Last night Bee and I went for dinner at Gourmet Burger Kitchen. Bee does love a good chain.
The restaurant was entirely glass fronted, so we chose a table in the window, where, once we had run out of things to say to each other, we could amuse ourselves watching people loitering about outside, trying to decide whether to go for a burger or Yo Sushi.
About three minutes later, we were watching a woman on her own, who was spending an unreasonable amount of time looking at the menu outside. “Maybe she’s meeting someone,” I suggested.
“Nah,” countered Bee, “because then she wouldn’t be looking at the menu would she?”
“She might,” I said, “if she was just trying to make herself look busy.”
Bee didn’t look convinced. “To be honest,” she said, “she does look like the kind of person who’d go to a burger restaurant on her own.”
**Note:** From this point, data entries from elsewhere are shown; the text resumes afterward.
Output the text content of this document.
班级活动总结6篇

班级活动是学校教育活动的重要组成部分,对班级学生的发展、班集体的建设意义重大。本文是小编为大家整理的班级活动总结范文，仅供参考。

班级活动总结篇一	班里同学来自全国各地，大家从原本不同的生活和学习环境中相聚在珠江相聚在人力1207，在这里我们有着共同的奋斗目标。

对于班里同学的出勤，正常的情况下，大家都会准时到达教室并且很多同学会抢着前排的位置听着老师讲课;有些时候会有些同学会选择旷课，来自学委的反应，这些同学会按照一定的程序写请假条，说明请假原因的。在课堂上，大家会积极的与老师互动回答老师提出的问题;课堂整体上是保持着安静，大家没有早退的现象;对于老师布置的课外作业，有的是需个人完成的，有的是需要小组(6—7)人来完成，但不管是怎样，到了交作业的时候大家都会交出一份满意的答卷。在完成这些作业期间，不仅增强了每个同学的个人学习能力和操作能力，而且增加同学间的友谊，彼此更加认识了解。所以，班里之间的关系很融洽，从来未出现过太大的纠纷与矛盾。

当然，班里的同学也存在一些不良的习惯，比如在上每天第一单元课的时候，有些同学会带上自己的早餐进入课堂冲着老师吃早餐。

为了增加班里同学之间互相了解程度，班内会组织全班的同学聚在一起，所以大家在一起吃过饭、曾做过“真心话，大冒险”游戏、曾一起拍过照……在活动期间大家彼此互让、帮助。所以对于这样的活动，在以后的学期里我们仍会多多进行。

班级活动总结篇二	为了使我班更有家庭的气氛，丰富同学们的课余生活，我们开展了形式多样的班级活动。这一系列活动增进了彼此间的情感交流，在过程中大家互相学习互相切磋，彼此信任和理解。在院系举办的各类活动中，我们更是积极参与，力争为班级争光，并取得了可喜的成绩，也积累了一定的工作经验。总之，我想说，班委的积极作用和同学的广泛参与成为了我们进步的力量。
I scolded her of course, for being judgemental, but she did look like the kind of person who’d go to a burger restaurant on her own.
Our next victims were a couple, clearly in the early stages of a new relationship. As they looked at the menu, they held hands – the proper way with fingers intertwined – and every so often looked back at each other, smiling, as though a burger was just what they needed to seal their everlasting love. If it had been a film, now would have been the scene with the vaseline smeared on the lens.
As I predicted, they decided on burgers against sushi, and were shown to the table next to ours, in full view of me but behind Bee – perfect for enabling continued spying, but a little restrictive when it came to being able to talk about them. Still, we did our best.
They approached the table, and, hands still entwined, and the man held out his date’s chair. She smiled adoringly at him, in her mind clearly the most thoughtful, romantic man who ever lived. Their arms stretched as he walked to the other side of the table, and their hands reluctantly separated.
“Bee…” I stage whispered, my mouth subtly hidden by a giant onion ring, “he held the chair out for her!”
“Ahhh!” Bee swooned, “Sweet! No one has ever held a chair out for me.”
Clearly not happy at the brief lapse in physical contact, they were soon holding hands across the table, gazing lovingly into each others eyes.
It made me wonder.
When does that stop? And more importantly, why does that stop?
“Tbh,” said Bee, (she actually says the letters, t, b, h), “it’s a bit weird isn’t it? I wouldn’t do that in public.” Maybe not, but isn’t that everyone’s favourite part of a relationship, the ‘honeymoon period’, those early days when you can’t get enough of each other, when you want to be in the same room as each other all the time?
Or maybe when you find the right person, it never does really end. Maybe you get it under control a bit more, but wouldn’t it be great if you could keep that excitement forever? I’d like to think you can keep it, even if perhaps as more of a gentle bubbling than a fierce boil.
New Boyfriend is not so new any more, but secretly, I still always wish I could be holding his hand across the table.